Han Ryner


Jacques Élie Henri Ambroise Ner 7 December 1861 – 6 February 1938, also invited by a pseudonym Han Ryner, was the French individualist anarchist philosopher as well as activist and a novelist. He wrote for publications such(a) as L'Art social, L'Humanité nouvelle, L'Ennemi du Peuple, L'Idée Libre de Lorulot; and L'En dehors and L'Unique of fellow anarchist individualist Émile Armand. His thought is mainly influenced by stoicism and epicureanism.

The individualist anarchism of Han Ryner


The mature thought of Han Ryner is influenced by stoicism and epicureanism. From this first position he shows a tendency to fatalism towards the pains of life and those submission by society. He wrote in "Mini-manual of individualism", "The Stoic Epictetus courageously bore poverty and slavery. He was perfectly happy in the situations most painful to ordinary men." He then emphasized subjective will as a energy to direct or develop which individuals can resort to.

He defined individualism as "the moral doctrine which, relying on no dogma, no tradition, no outside determination, appeals only to the individual conscience". As models of individualists he names Socrates, Epicurus, Jesus and Epictetus and so these persons exemplify what he defines as "harmonic individualism". For example, he admires from Epicurus his temperance and that "he showed that very little was needed to satisfy hunger and thirst, to defend oneself against heat and the cold. And he liberated himself from any other needs, that is, near all the desires and any the fears that enslave men.". From Jesus how "He lived free and a wanderer, foreign to any social ties. He was the enemy of priests, external cults and, in general, all organizations." From these individualists as he defines them he distinguishes "conquering and aggressive egoists who proclaim themselves to be individualists" such as Stendhal and Nietzsche.

Han Ryner, as alive as fellow French individualist anarchist Émile Armand, regarded individualist anarchism above all as a way of life. He regarded that the individualist act must be in accord with his ideas and he calls that "virtue". For him, disinterested virtue creates happiness which for him meant feeling oneself free of all outside servitudes and in perfect accord with oneself.

In relationships with others and matters outside the individual he saw "Every grownup is a goal, an end" and from this he saw that he can "ask people for services that they will freely accord me, either through benevolence or in exchange for other services". He defined society as "a gathering of individuals for a common labor." From society's evils he advocated developing individual resistance towards building up indifference. He understood happiness as something that can only be reached through oneself and sees that "Society has stolen from all, in ordering to undergo a change over to a few, that great instrument of natural labor, the earth." He rejected crowds as he sees them as "the most brutal of natural forces."
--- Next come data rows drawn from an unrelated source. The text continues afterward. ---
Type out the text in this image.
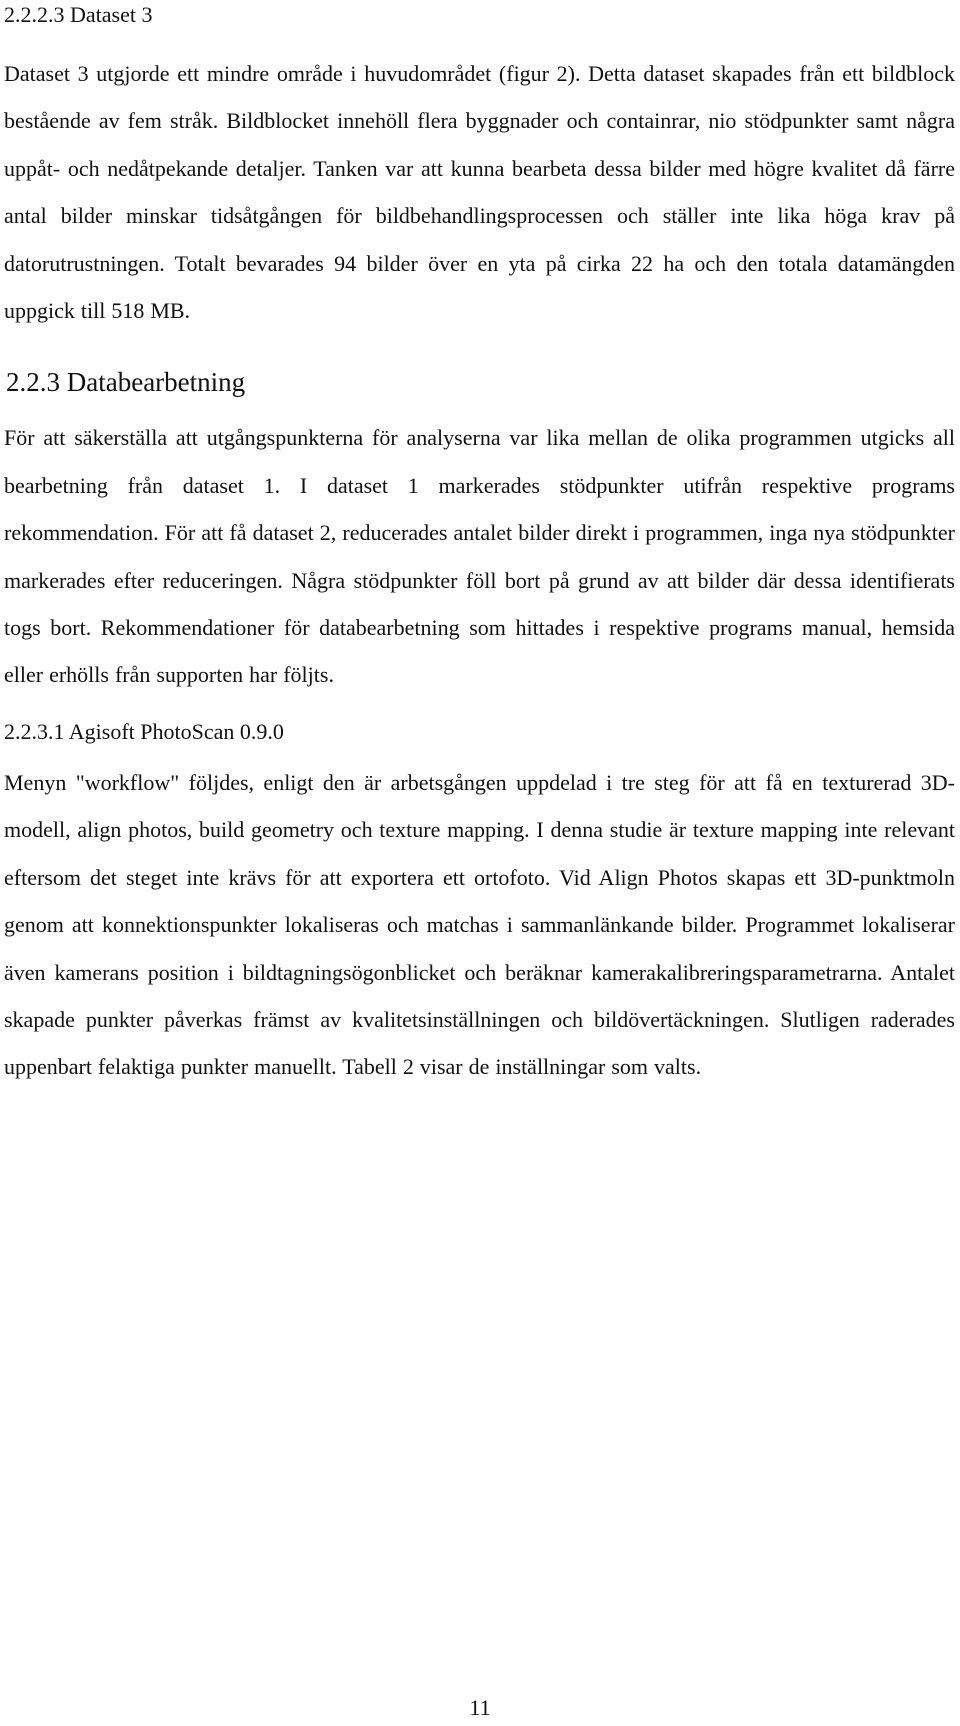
2.2.2.3 Dataset 3

Dataset 3 utgjorde ett mindre område i huvudområdet (figur 2). Detta dataset skapades från ett bildblock bestående av fem stråk. Bildblocket innehöll flera byggnader och containrar, nio stödpunkter samt några uppåt- och nedåtpekande detaljer. Tanken var att kunna bearbeta dessa bilder med högre kvalitet då färre antal bilder minskar tidsåtgången för bildbehandlingsprocessen och ställer inte lika höga krav på datorutrustningen. Totalt bevarades 94 bilder över en yta på cirka 22 ha och den totala datamängden uppgick till 518 MB.

2.2.3 Databearbetning

För att säkerställa att utgångspunkterna för analyserna var lika mellan de olika programmen utgicks all bearbetning från dataset 1. I dataset 1 markerades stödpunkter utifrån respektive programs rekommendation. För att få dataset 2, reducerades antalet bilder direkt i programmen, inga nya stödpunkter markerades efter reduceringen. Några stödpunkter föll bort på grund av att bilder där dessa identifierats togs bort. Rekommendationer för databearbetning som hittades i respektive programs manual, hemsida eller erhölls från supporten har följts.

2.2.3.1 Agisoft PhotoScan 0.9.0

Menyn "workflow" följdes, enligt den är arbetsgången uppdelad i tre steg för att få en texturerad 3D-modell, align photos, build geometry och texture mapping. I denna studie är texture mapping inte relevant eftersom det steget inte krävs för att exportera ett ortofoto. Vid Align Photos skapas ett 3D-punktmoln genom att konnektionspunkter lokaliseras och matchas i sammanlänkande bilder. Programmet lokaliserar även kamerans position i bildtagningsögonblicket och beräknar kamerakalibreringsparametrarna. Antalet skapade punkter påverkas främst av kvalitetsinställningen och bildövertäckningen. Slutligen raderades uppenbart felaktiga punkter manuellt. Tabell 2 visar de inställningar som valts.

11
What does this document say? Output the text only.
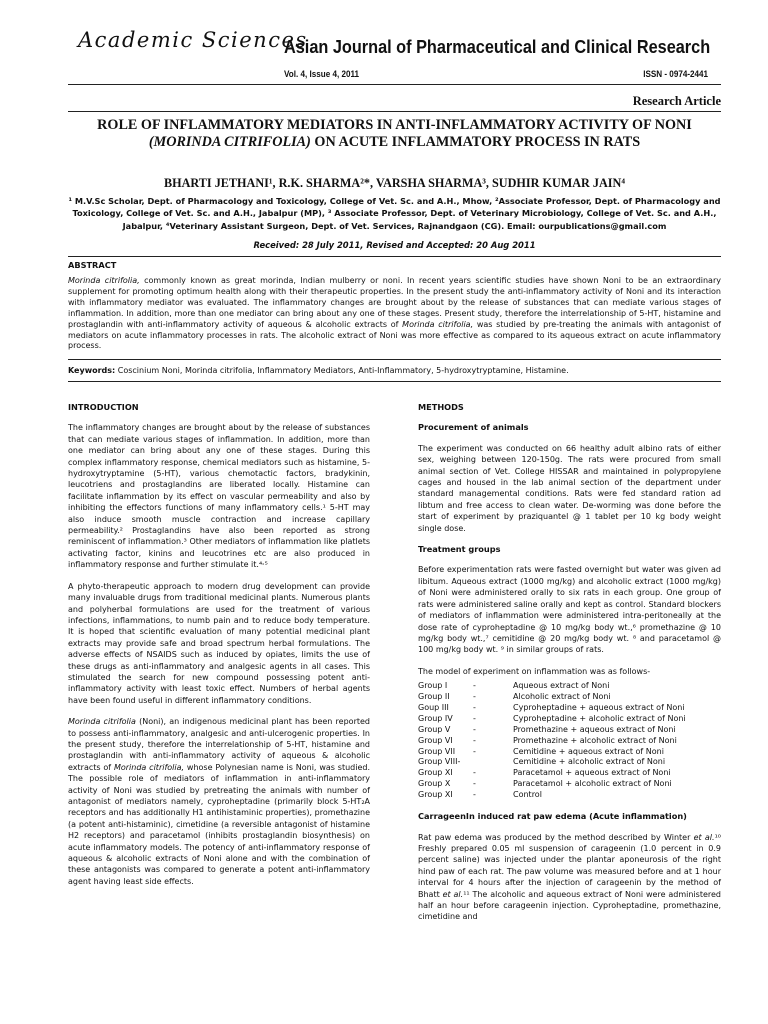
Academic Sciences
Asian Journal of Pharmaceutical and Clinical Research
Vol. 4, Issue 4, 2011	ISSN - 0974-2441
Research Article
ROLE OF INFLAMMATORY MEDIATORS IN ANTI-INFLAMMATORY ACTIVITY OF NONI
(MORINDA CITRIFOLIA) ON ACUTE INFLAMMATORY PROCESS IN RATS
BHARTI JETHANI¹, R.K. SHARMA²*, VARSHA SHARMA³, SUDHIR KUMAR JAIN⁴
¹ M.V.Sc Scholar, Dept. of Pharmacology and Toxicology, College of Vet. Sc. and A.H., Mhow, ²Associate Professor, Dept. of Pharmacology and Toxicology, College of Vet. Sc. and A.H., Jabalpur (MP), ³ Associate Professor, Dept. of Veterinary Microbiology, College of Vet. Sc. and A.H., Jabalpur, ⁴Veterinary Assistant Surgeon, Dept. of Vet. Services, Rajnandgaon (CG). Email: ourpublications@gmail.com
Received: 28 July 2011, Revised and Accepted: 20 Aug 2011
ABSTRACT
Morinda citrifolia, commonly known as great morinda, Indian mulberry or noni. In recent years scientific studies have shown Noni to be an extraordinary supplement for promoting optimum health along with their therapeutic properties. In the present study the anti-inflammatory activity of Noni and its interaction with inflammatory mediator was evaluated. The inflammatory changes are brought about by the release of substances that can mediate various stages of inflammation. In addition, more than one mediator can bring about any one of these stages. Present study, therefore the interrelationship of 5-HT, histamine and prostaglandin with anti-inflammatory activity of aqueous & alcoholic extracts of Morinda citrifolia, was studied by pre-treating the animals with antagonist of mediators on acute inflammatory processes in rats. The alcoholic extract of Noni was more effective as compared to its aqueous extract on acute inflammatory process.
Keywords: Coscinium Noni, Morinda citrifolia, Inflammatory Mediators, Anti-Inflammatory, 5-hydroxytryptamine, Histamine.
INTRODUCTION

The inflammatory changes are brought about by the release of substances that can mediate various stages of inflammation. In addition, more than one mediator can bring about any one of these stages. During this complex inflammatory response, chemical mediators such as histamine, 5-hydroxytryptamine (5-HT), various chemotactic factors, bradykinin, leucotriens and prostaglandins are liberated locally. Histamine can facilitate inflammation by its effect on vascular permeability and also by inhibiting the effectors functions of many inflammatory cells.¹ 5-HT may also induce smooth muscle contraction and increase capillary permeability.² Prostaglandins have also been reported as strong reminiscent of inflammation.³ Other mediators of inflammation like platlets activating factor, kinins and leucotrines etc are also produced in inflammatory response and further stimulate it.⁴˒⁵

A phyto-therapeutic approach to modern drug development can provide many invaluable drugs from traditional medicinal plants. Numerous plants and polyherbal formulations are used for the treatment of various infections, inflammations, to numb pain and to reduce body temperature. It is hoped that scientific evaluation of many potential medicinal plant extracts may provide safe and broad spectrum herbal formulations. The adverse effects of NSAIDS such as induced by opiates, limits the use of these drugs as anti-inflammatory and analgesic agents in all cases. This stimulated the search for new compound possessing potent anti-inflammatory activity with least toxic effect. Numbers of herbal agents have been found useful in different inflammatory conditions.

Morinda citrifolia (Noni), an indigenous medicinal plant has been reported to possess anti-inflammatory, analgesic and anti-ulcerogenic properties. In the present study, therefore the interrelationship of 5-HT, histamine and prostaglandin with anti-inflammatory activity of aqueous & alcoholic extracts of Morinda citrifolia, whose Polynesian name is Noni, was studied. The possible role of mediators of inflammation in anti-inflammatory activity of Noni was studied by pretreating the animals with number of antagonist of mediators namely, cyproheptadine (primarily block 5-HT₂A receptors and has additionally H1 antihistaminic properties), promethazine (a potent anti-histaminic), cimetidine (a reversible antagonist of histamine H2 receptors) and paracetamol (inhibits prostaglandin biosynthesis) on acute inflammatory models. The potency of anti-inflammatory response of aqueous & alcoholic extracts of Noni alone and with the combination of these antagonists was compared to generate a potent anti-inflammatory agent having least side effects.

METHODS
Procurement of animals

The experiment was conducted on 66 healthy adult albino rats of either sex, weighing between 120-150g. The rats were procured from small animal section of Vet. College HISSAR and maintained in polypropylene cages and housed in the lab animal section of the department under standard managemental conditions. Rats were fed standard ration ad libtum and free access to clean water. De-worming was done before the start of experiment by praziquantel @ 1 tablet per 10 kg body weight single dose.

Treatment groups

Before experimentation rats were fasted overnight but water was given ad libitum. Aqueous extract (1000 mg/kg) and alcoholic extract (1000 mg/kg) of Noni were administered orally to six rats in each group. One group of rats were administered saline orally and kept as control. Standard blockers of mediators of inflammation were administered intra-peritoneally at the dose rate of cyproheptadine @ 10 mg/kg body wt.,⁶ promethazine @ 10 mg/kg body wt.,⁷ cemitidine @ 20 mg/kg body wt. ⁸ and paracetamol @ 100 mg/kg body wt. ⁹ in similar groups of rats.

The model of experiment on inflammation was as follows-

Group I	-	Aqueous extract of Noni
Group II	-	Alcoholic extract of Noni
Goup III	-	Cyproheptadine + aqueous extract of Noni
Group IV	-	Cyproheptadine + alcoholic extract of Noni
Group V	-	Promethazine + aqueous extract of Noni
Group VI	-	Promethazine + alcoholic extract of Noni
Group VII	-	Cemitidine + aqueous extract of Noni
Group VIII-	Cemitidine + alcoholic extract of Noni
Group XI	-	Paracetamol + aqueous extract of Noni
Group X	-	Paracetamol + alcoholic extract of Noni
Group XI	-	Control
CarrageenIn induced rat paw edema (Acute inflammation)

Rat paw edema was produced by the method described by Winter et al.¹⁰ Freshly prepared 0.05 ml suspension of carageenin (1.0 percent in 0.9 percent saline) was injected under the plantar aponeurosis of the right hind paw of each rat. The paw volume was measured before and at 1 hour interval for 4 hours after the injection of carageenin by the method of Bhatt et al.¹¹ The alcoholic and aqueous extract of Noni were administered half an hour before carageenin injection. Cyproheptadine, promethazine, cimetidine and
He saw earn as an evil worsened by society and that "1—It arbitrarily dispenses anumber of men from all cause and places their part of the burden on other men. 2—It employs many men at useless labors and social functions. 3—It multiplies among all, and especially among the rich, imaginary needs and it imposes on the poor the odious labor necessary for the satisfaction of these needs."

In classification with Stirner, he rejected sacrifices in the name of exterior "Idols" such(a) as "Incountries, the King or the Emperor, in others some fraud called the Will of the People. Everywhere Order, the Political party, Religion, the Fatherland, the Race, the Color." By color he meant kind and he found deplorable that "The White color especially ... has managed to unite in one cult the French, Germans, Russians, and Italians and to obtain from these noble priests the bloody sacrifice of a great number of Chinese.... it is they who have offered all of Africa a hell. it is for they who destroyed the Indians of America and lynches Negroes."